Note that by a consequence of Weierstrass's and Mittag-Lefler's theorems, for any such sequence $\alpha_n$ and any $N$, there is an entire function taking prescribed values at all $\alpha_n$ and also prescribed values for the first $N$ coefficients of its Maclaurin series.
Start with an entire function (guaranteed by the cited theorem) $f_0$ such that $f_0(\alpha_n) = \beta_n$ and
$f_0(\overline{\alpha_n}) = \overline{\beta_n}$ for all $n$. Since $(f_0(z) + \overline{f_0(\overline{z}})/2$ satisfies the same conditions, we may assume $f_0(\overline{z}) = \overline{f_0(z)}$.
Suppose $f_n$ is such a function where in addition the coefficients of $c_0, \ldots, c_{n-1}$ of its Maclaurin series are rational.
Consider $f_{n+1}(z) = f_n(z) + t g_n(z)$ where all $g_n(\alpha_k) = 0$,
$g_n(\overline{z}) = \overline{g_n(z)}$, and the Maclaurin series of $g_n$ starts
with $z^n$. There is a dense set of $t \in \mathbb R$ for which the coefficient of $z^n$ in $f_{n+1}(z)$ will be rational. I will choose such a $t$ small enough that
$|t| \max \{|g_n(z)|: |z| \le n\} < 1/n^2$. Then the sequence $f_n(z)$ converges uniformly on compact sets to an entire function $f$, which has the required properties.
Solution 2:
This is straightforward for arbitrary real $r$. First, let $a_0 = 1$ WLOG. Choose $a_1 \in \mathbb{Q}$ so that $|a_0 + a_1 r| < \frac{1}{2}$ (a sufficiently good rational approximation to $- \frac{a_0}{r}$ suffices). For any $n$, if $a_0, ... a_{n-1}$ have been chosen, it is always possible to choose in a similar fashion $a_n \in \mathbb{Q}$ so that $$\left| a_0 + a_1 r + ... + a_n r^n \right| < \frac{1}{2^n}.$$
The conclusion follows. Of course you can replace $\frac{1}{2^n}$ by a sequence decaying arbitrarily quickly to $0$.

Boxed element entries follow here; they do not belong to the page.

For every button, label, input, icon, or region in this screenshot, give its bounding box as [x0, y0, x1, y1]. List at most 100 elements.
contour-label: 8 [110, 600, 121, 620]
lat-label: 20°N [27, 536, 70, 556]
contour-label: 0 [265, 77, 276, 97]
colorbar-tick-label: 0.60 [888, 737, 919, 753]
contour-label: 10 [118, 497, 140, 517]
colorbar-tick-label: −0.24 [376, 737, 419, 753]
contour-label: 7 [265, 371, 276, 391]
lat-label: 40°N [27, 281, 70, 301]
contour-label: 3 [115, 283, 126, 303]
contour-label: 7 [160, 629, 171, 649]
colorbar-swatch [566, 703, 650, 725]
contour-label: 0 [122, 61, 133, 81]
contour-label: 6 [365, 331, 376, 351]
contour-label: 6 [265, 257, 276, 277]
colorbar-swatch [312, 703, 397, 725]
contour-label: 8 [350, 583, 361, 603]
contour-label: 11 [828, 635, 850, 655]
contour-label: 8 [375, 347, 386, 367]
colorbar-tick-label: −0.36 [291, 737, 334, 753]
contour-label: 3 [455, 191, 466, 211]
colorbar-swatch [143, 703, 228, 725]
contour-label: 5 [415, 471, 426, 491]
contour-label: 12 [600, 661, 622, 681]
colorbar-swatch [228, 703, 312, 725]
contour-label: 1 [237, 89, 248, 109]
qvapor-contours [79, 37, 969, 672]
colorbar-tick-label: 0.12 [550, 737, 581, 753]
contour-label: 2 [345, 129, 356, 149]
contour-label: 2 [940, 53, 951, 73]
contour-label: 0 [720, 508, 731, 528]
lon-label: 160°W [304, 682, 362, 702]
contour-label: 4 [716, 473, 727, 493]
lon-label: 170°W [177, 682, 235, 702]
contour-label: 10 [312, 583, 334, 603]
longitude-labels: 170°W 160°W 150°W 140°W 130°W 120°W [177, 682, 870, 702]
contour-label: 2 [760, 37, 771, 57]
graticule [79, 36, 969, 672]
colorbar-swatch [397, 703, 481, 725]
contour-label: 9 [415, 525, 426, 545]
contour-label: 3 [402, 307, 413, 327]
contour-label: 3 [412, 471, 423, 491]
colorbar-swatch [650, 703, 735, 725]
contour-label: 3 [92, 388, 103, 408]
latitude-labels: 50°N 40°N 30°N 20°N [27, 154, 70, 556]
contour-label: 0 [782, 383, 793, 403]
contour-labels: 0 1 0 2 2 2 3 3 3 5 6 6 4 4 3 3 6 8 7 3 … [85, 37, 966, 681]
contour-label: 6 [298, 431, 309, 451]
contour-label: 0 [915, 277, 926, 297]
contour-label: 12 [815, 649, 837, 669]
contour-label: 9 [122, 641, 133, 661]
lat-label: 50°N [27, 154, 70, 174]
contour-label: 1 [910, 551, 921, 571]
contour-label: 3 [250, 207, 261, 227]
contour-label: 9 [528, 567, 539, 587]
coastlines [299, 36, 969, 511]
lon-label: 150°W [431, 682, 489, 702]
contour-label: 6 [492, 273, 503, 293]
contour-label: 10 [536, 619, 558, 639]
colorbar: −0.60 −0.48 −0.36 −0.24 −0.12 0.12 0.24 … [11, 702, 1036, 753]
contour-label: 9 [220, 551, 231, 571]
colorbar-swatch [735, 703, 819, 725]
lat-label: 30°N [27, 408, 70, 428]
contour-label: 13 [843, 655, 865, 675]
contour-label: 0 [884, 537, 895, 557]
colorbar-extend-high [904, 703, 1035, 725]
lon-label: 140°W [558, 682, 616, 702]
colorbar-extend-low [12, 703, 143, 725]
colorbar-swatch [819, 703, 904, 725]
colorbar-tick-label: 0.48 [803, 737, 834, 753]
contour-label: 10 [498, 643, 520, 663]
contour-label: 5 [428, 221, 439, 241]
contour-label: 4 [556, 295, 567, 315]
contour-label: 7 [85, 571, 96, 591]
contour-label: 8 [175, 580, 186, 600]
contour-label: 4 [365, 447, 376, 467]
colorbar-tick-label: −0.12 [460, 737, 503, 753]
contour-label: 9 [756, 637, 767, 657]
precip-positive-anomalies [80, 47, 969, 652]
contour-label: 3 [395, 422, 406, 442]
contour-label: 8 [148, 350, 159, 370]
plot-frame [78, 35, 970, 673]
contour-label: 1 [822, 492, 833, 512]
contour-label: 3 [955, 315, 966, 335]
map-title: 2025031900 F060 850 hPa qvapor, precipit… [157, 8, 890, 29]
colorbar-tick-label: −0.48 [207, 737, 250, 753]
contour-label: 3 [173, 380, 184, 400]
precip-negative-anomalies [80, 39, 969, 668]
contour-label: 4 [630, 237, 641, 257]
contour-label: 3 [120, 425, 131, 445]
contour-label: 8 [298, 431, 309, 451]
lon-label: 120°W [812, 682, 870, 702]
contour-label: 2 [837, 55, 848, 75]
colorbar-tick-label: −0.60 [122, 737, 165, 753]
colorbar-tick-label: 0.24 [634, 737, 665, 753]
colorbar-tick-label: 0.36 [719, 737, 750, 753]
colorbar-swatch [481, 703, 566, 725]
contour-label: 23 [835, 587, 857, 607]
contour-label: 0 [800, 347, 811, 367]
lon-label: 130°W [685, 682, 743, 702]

For complex $r$ it's trickier; note that for purely imaginary $r$ the first step already fails. If some integer power of $r$ is real then we can proceed as above; otherwise, the argument is messier. We should consider an increasing sequence $t_n$ of positive integers such that $r^{t_n}$ has very small imaginary part relative to its real part (but not too small or else we won't be able to cancel out the imaginary part of the previous terms) and only tweak the corresponding terms $a_{t_n}$. The desired result is true in this case but the details are a bit annoying (the key observation is that the sequence $\frac{r^n}{|r|^n}$ is dense in the unit circle).